After about 5 minutes, my nephew walked into the living room and said to his dad, “Dad, I ate all my lunch….but don’t go look!”

Maine Department of Inland Fisheries and Wildlife (MDIFW) deer biologist, Lee Kantar, told Mark Latti in an interview published in the Portland Press Herald yesterday, that concerning the state’s whitetail deer population, “(It’s) 150,000-200,000, but things are definitely towards the higher end (and) talk of a ‘declining’ deer herd is old news. We are trending up.”

BUT DON’T GO LOOK!!!

There are two issues worth discussing here. First, it is easy to say that the number of deer in Maine is “trending up” when there really is no other direction to go in. And from that perspective one could not be talking of a continuing decline in the population. However, calling it old news is pushing it just a bit. Sportsmen still want answers and action.

Secondly, Latti’s column is about game population estimates. He writes about black bears, turkey, woodcock, moose and grouse. According to what is written in the article, Maine has 31,000 black bears, 60,000 turkeys and 76,000 moose. The deer population is somewhere between 150,000 and 200,000 but Kantar believes the actual number to be more towards the 200,000.

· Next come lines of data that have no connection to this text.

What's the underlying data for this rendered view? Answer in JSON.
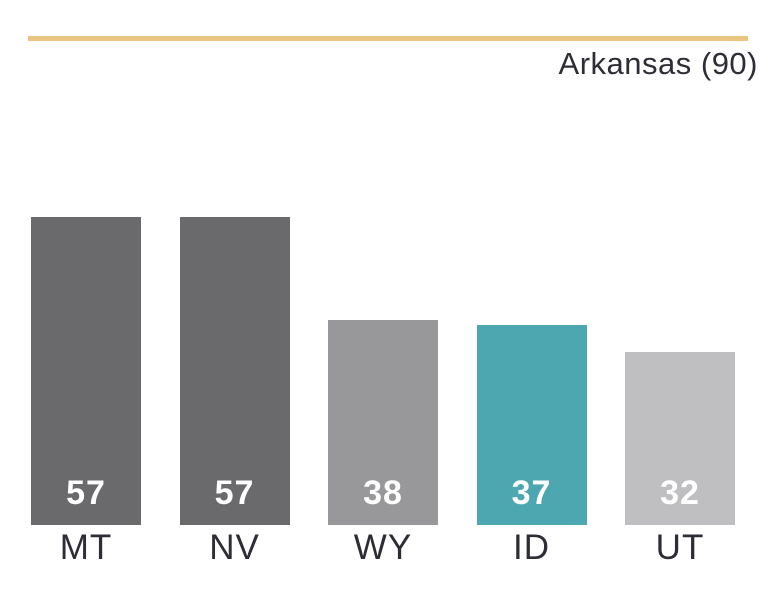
{
  "header": {
    "title": "Arkansas (90)"
  },
  "chart_data": {
    "type": "bar",
    "categories": [
      "MT",
      "NV",
      "WY",
      "ID",
      "UT"
    ],
    "values": [
      57,
      57,
      38,
      37,
      32
    ],
    "title": "Arkansas (90)",
    "xlabel": "",
    "ylabel": "",
    "ylim": [
      0,
      57
    ],
    "grid": false,
    "legend_position": "none",
    "value_label_position": "inside-bottom",
    "bar_colors": [
      "#6a6a6c",
      "#6a6a6c",
      "#98989b",
      "#4da7b0",
      "#bfbfc2"
    ],
    "highlighted_category": "ID"
  },
  "colors": {
    "accent_rule": "#e9c581",
    "bar_dark": "#6a6a6c",
    "bar_medium": "#98989b",
    "bar_light": "#bfbfc2",
    "bar_highlight": "#4da7b0",
    "label_text": "#2d2d35",
    "value_text": "#ffffff",
    "background": "#ffffff"
  }
}
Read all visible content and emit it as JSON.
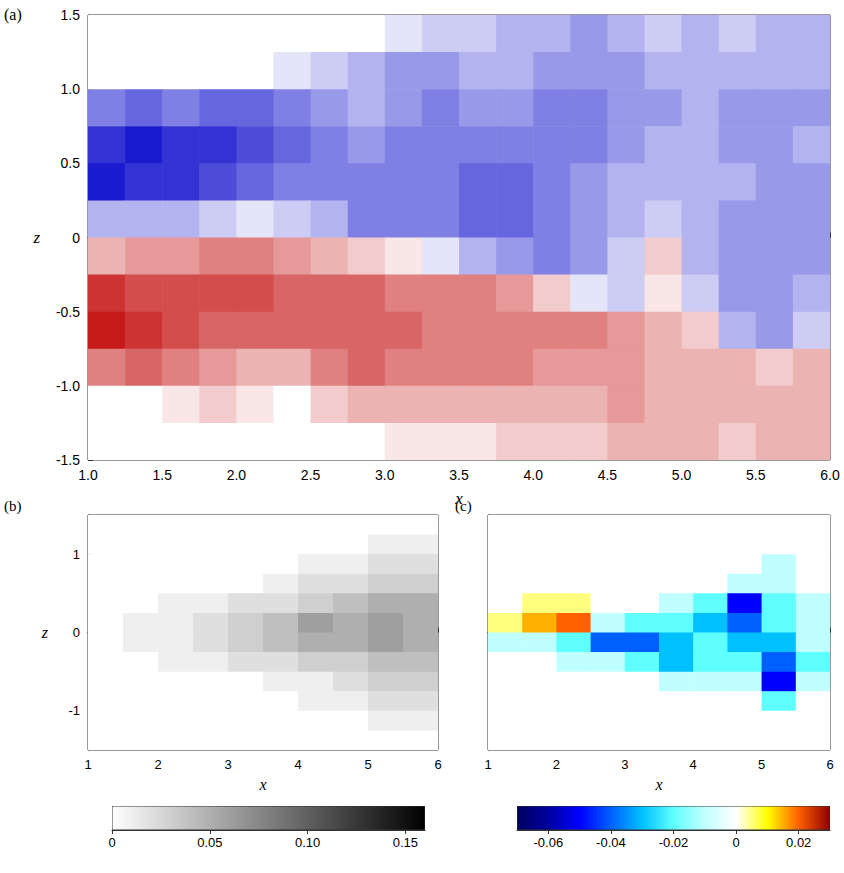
{
  "chart_data": [
    {
      "type": "heatmap",
      "title": "(a)",
      "x_label": "x",
      "y_label": "z",
      "xlim": [
        1,
        6
      ],
      "ylim": [
        -1.5,
        1.5
      ],
      "xticks": [
        {
          "value": 1,
          "label": "1.0"
        },
        1.5,
        {
          "value": 2,
          "label": "2.0"
        },
        2.5,
        {
          "value": 3,
          "label": "3.0"
        },
        3.5,
        {
          "value": 4,
          "label": "4.0"
        },
        4.5,
        {
          "value": 5,
          "label": "5.0"
        },
        5.5,
        {
          "value": 6,
          "label": "6.0"
        }
      ],
      "yticks": [
        -1.5,
        {
          "value": -1,
          "label": "-1.0"
        },
        -0.5,
        0,
        0.5,
        {
          "value": 1,
          "label": "1.0"
        },
        1.5
      ],
      "x": [
        1.125,
        1.375,
        1.625,
        1.875,
        2.125,
        2.375,
        2.625,
        2.875,
        3.125,
        3.375,
        3.625,
        3.875,
        4.125,
        4.375,
        4.625,
        4.875,
        5.125,
        5.375,
        5.625,
        5.875
      ],
      "y": [
        1.375,
        1.125,
        0.875,
        0.625,
        0.375,
        0.125,
        -0.125,
        -0.375,
        -0.625,
        -0.875,
        -1.125,
        -1.375
      ],
      "values": [
        [
          0,
          0,
          0,
          0,
          0,
          0,
          0,
          0,
          0.1,
          0.2,
          0.2,
          0.3,
          0.3,
          0.4,
          0.3,
          0.2,
          0.3,
          0.2,
          0.3,
          0.3
        ],
        [
          0,
          0,
          0,
          0,
          0,
          0.1,
          0.2,
          0.3,
          0.4,
          0.4,
          0.3,
          0.3,
          0.4,
          0.4,
          0.4,
          0.3,
          0.3,
          0.3,
          0.3,
          0.3
        ],
        [
          0.5,
          0.6,
          0.5,
          0.6,
          0.6,
          0.5,
          0.4,
          0.3,
          0.4,
          0.5,
          0.4,
          0.4,
          0.5,
          0.5,
          0.4,
          0.4,
          0.3,
          0.4,
          0.4,
          0.4
        ],
        [
          0.8,
          0.9,
          0.8,
          0.8,
          0.7,
          0.6,
          0.5,
          0.4,
          0.5,
          0.5,
          0.5,
          0.5,
          0.5,
          0.5,
          0.4,
          0.3,
          0.3,
          0.4,
          0.4,
          0.3
        ],
        [
          0.9,
          0.8,
          0.8,
          0.7,
          0.6,
          0.5,
          0.5,
          0.5,
          0.5,
          0.5,
          0.6,
          0.6,
          0.5,
          0.4,
          0.3,
          0.3,
          0.3,
          0.3,
          0.4,
          0.4
        ],
        [
          0.3,
          0.3,
          0.3,
          0.2,
          0.1,
          0.2,
          0.3,
          0.5,
          0.5,
          0.5,
          0.6,
          0.6,
          0.5,
          0.4,
          0.3,
          0.2,
          0.3,
          0.4,
          0.4,
          0.4
        ],
        [
          -0.3,
          -0.4,
          -0.4,
          -0.5,
          -0.5,
          -0.4,
          -0.3,
          -0.2,
          -0.1,
          0.1,
          0.3,
          0.4,
          0.5,
          0.4,
          0.2,
          -0.2,
          0.3,
          0.4,
          0.4,
          0.4
        ],
        [
          -0.8,
          -0.7,
          -0.7,
          -0.7,
          -0.7,
          -0.6,
          -0.6,
          -0.6,
          -0.5,
          -0.5,
          -0.5,
          -0.4,
          -0.2,
          0.1,
          0.2,
          -0.1,
          0.2,
          0.4,
          0.4,
          0.3
        ],
        [
          -0.9,
          -0.8,
          -0.7,
          -0.6,
          -0.6,
          -0.6,
          -0.6,
          -0.6,
          -0.6,
          -0.5,
          -0.5,
          -0.5,
          -0.5,
          -0.5,
          -0.4,
          -0.3,
          -0.2,
          0.3,
          0.4,
          0.2
        ],
        [
          -0.5,
          -0.6,
          -0.5,
          -0.4,
          -0.3,
          -0.3,
          -0.5,
          -0.6,
          -0.5,
          -0.5,
          -0.5,
          -0.5,
          -0.4,
          -0.4,
          -0.4,
          -0.3,
          -0.3,
          -0.3,
          -0.2,
          -0.3
        ],
        [
          0,
          0,
          -0.1,
          -0.2,
          -0.1,
          0,
          -0.2,
          -0.3,
          -0.3,
          -0.3,
          -0.3,
          -0.3,
          -0.3,
          -0.3,
          -0.4,
          -0.3,
          -0.3,
          -0.3,
          -0.3,
          -0.3
        ],
        [
          0,
          0,
          0,
          0,
          0,
          0,
          0,
          0,
          -0.1,
          -0.1,
          -0.1,
          -0.2,
          -0.2,
          -0.2,
          -0.3,
          -0.3,
          -0.3,
          -0.2,
          -0.3,
          -0.3
        ]
      ],
      "value_range": [
        -1,
        1
      ],
      "colors": [
        "#c00000",
        "#ffffff",
        "#0000c8"
      ]
    },
    {
      "type": "heatmap",
      "title": "(b)",
      "x_label": "x",
      "y_label": "z",
      "xlim": [
        1,
        6
      ],
      "ylim": [
        -1.5,
        1.5
      ],
      "xticks": [
        1,
        2,
        3,
        4,
        5,
        6
      ],
      "yticks": [
        -1,
        0,
        1
      ],
      "x": [
        1.25,
        1.75,
        2.25,
        2.75,
        3.25,
        3.75,
        4.25,
        4.75,
        5.25,
        5.75
      ],
      "y": [
        1.375,
        1.125,
        0.875,
        0.625,
        0.375,
        0.125,
        -0.125,
        -0.375,
        -0.625,
        -0.875,
        -1.125,
        -1.375
      ],
      "values": [
        [
          0,
          0,
          0,
          0,
          0,
          0,
          0,
          0,
          0,
          0
        ],
        [
          0,
          0,
          0,
          0,
          0,
          0,
          0,
          0,
          0.01,
          0.01
        ],
        [
          0,
          0,
          0,
          0,
          0,
          0,
          0.01,
          0.01,
          0.02,
          0.02
        ],
        [
          0,
          0,
          0,
          0,
          0,
          0.01,
          0.02,
          0.02,
          0.03,
          0.03
        ],
        [
          0,
          0,
          0.01,
          0.01,
          0.02,
          0.02,
          0.03,
          0.04,
          0.05,
          0.05
        ],
        [
          0,
          0.01,
          0.01,
          0.02,
          0.03,
          0.04,
          0.06,
          0.05,
          0.06,
          0.05
        ],
        [
          0,
          0.01,
          0.01,
          0.02,
          0.03,
          0.04,
          0.05,
          0.05,
          0.06,
          0.05
        ],
        [
          0,
          0,
          0.01,
          0.01,
          0.02,
          0.02,
          0.03,
          0.03,
          0.04,
          0.04
        ],
        [
          0,
          0,
          0,
          0,
          0,
          0.01,
          0.01,
          0.02,
          0.03,
          0.03
        ],
        [
          0,
          0,
          0,
          0,
          0,
          0,
          0.01,
          0.01,
          0.02,
          0.02
        ],
        [
          0,
          0,
          0,
          0,
          0,
          0,
          0,
          0,
          0.01,
          0.01
        ],
        [
          0,
          0,
          0,
          0,
          0,
          0,
          0,
          0,
          0,
          0
        ]
      ],
      "colorbar": {
        "lim": [
          0,
          0.16
        ],
        "ticks": [
          0,
          0.05,
          {
            "value": 0.1,
            "label": "0.10"
          },
          0.15
        ]
      },
      "colors": [
        "#ffffff",
        "#000000"
      ]
    },
    {
      "type": "heatmap",
      "title": "(c)",
      "x_label": "x",
      "xlim": [
        1,
        6
      ],
      "ylim": [
        -1.5,
        1.5
      ],
      "xticks": [
        1,
        2,
        3,
        4,
        5,
        6
      ],
      "tick_labels": "x",
      "x": [
        1.25,
        1.75,
        2.25,
        2.75,
        3.25,
        3.75,
        4.25,
        4.75,
        5.25,
        5.75
      ],
      "y": [
        1.375,
        1.125,
        0.875,
        0.625,
        0.375,
        0.125,
        -0.125,
        -0.375,
        -0.625,
        -0.875,
        -1.125,
        -1.375
      ],
      "values": [
        [
          0,
          0,
          0,
          0,
          0,
          0,
          0,
          0,
          0,
          0
        ],
        [
          0,
          0,
          0,
          0,
          0,
          0,
          0,
          0,
          0,
          0
        ],
        [
          0,
          0,
          0,
          0,
          0,
          0,
          0,
          0,
          -0.01,
          0
        ],
        [
          0,
          0,
          0,
          0,
          0,
          0,
          0,
          -0.01,
          -0.01,
          0
        ],
        [
          0,
          0.005,
          0.005,
          0,
          0,
          -0.01,
          -0.02,
          -0.05,
          -0.02,
          -0.01
        ],
        [
          0.005,
          0.015,
          0.02,
          -0.01,
          -0.02,
          -0.02,
          -0.03,
          -0.04,
          -0.02,
          -0.01
        ],
        [
          -0.01,
          -0.01,
          -0.02,
          -0.04,
          -0.04,
          -0.03,
          -0.02,
          -0.03,
          -0.03,
          -0.01
        ],
        [
          0,
          0,
          -0.01,
          -0.01,
          -0.02,
          -0.03,
          -0.02,
          -0.02,
          -0.04,
          -0.02
        ],
        [
          0,
          0,
          0,
          0,
          0,
          -0.01,
          -0.01,
          -0.01,
          -0.05,
          -0.01
        ],
        [
          0,
          0,
          0,
          0,
          0,
          0,
          0,
          0,
          -0.02,
          0
        ],
        [
          0,
          0,
          0,
          0,
          0,
          0,
          0,
          0,
          0,
          0
        ],
        [
          0,
          0,
          0,
          0,
          0,
          0,
          0,
          0,
          0,
          0
        ]
      ],
      "colorbar": {
        "lim": [
          -0.07,
          0.03
        ],
        "ticks": [
          -0.06,
          -0.04,
          -0.02,
          0,
          0.02
        ]
      },
      "colors": [
        "#000060",
        "#0000a0",
        "#0000ff",
        "#0060ff",
        "#00c0ff",
        "#60ffff",
        "#c0ffff",
        "#ffffff",
        "#ffff00",
        "#ff6000",
        "#900000"
      ]
    }
  ]
}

Why isn’t there a specific number for the deer? Maine announced it was going to spend $100,000 to aerial survey the whitetail deer population and while they were at it would do some moose counting as well. So, where’s the results of the deer count?

It seems it didn’t take very long to whip out a number for moose, being that everyone was making comments about how many there were and perhaps so many that the winter tick infestation is very high. Has all the complaining and grumbling about the deer herd scared the biologists away from publishing a more exact count of deer or are they trying to hide from sportsmen something?

They flew with helicopters to count moose and have determined there are 76,000 of them. They flew with helicopters to count deer and have determined that there are somewhere between 150,000 and 200,000 deer and maybe it’s closer to 200,000. Or maybe there’s 50,000 or 350,000? Why don’t we know?

If the deer population in Maine is trending upwards, which I believe it is in places, it comes as the result of nothing MDIFW has done. The article linked to attributes the increases to, “After severe winters in 2008 and ’09, Maine’s deer herd was blessed with a relatively short winter in 2010, and then two mild winters in 2011 and ’12.” Lee Kantar takes credit for helping that increase by reducing the number of “Any-Deer” permits for a couple of years. This probably did help grow the population in zones where the herd isn’t in serious danger. In those zones where deer are in the most threat, there are no “Any-Deer” permits issued.

I would think that if MDIFW can state that there are 76,000 moose, then I think they can do a better job of informing sportsmen of what the real deer population is rather than a +/- 25% guess.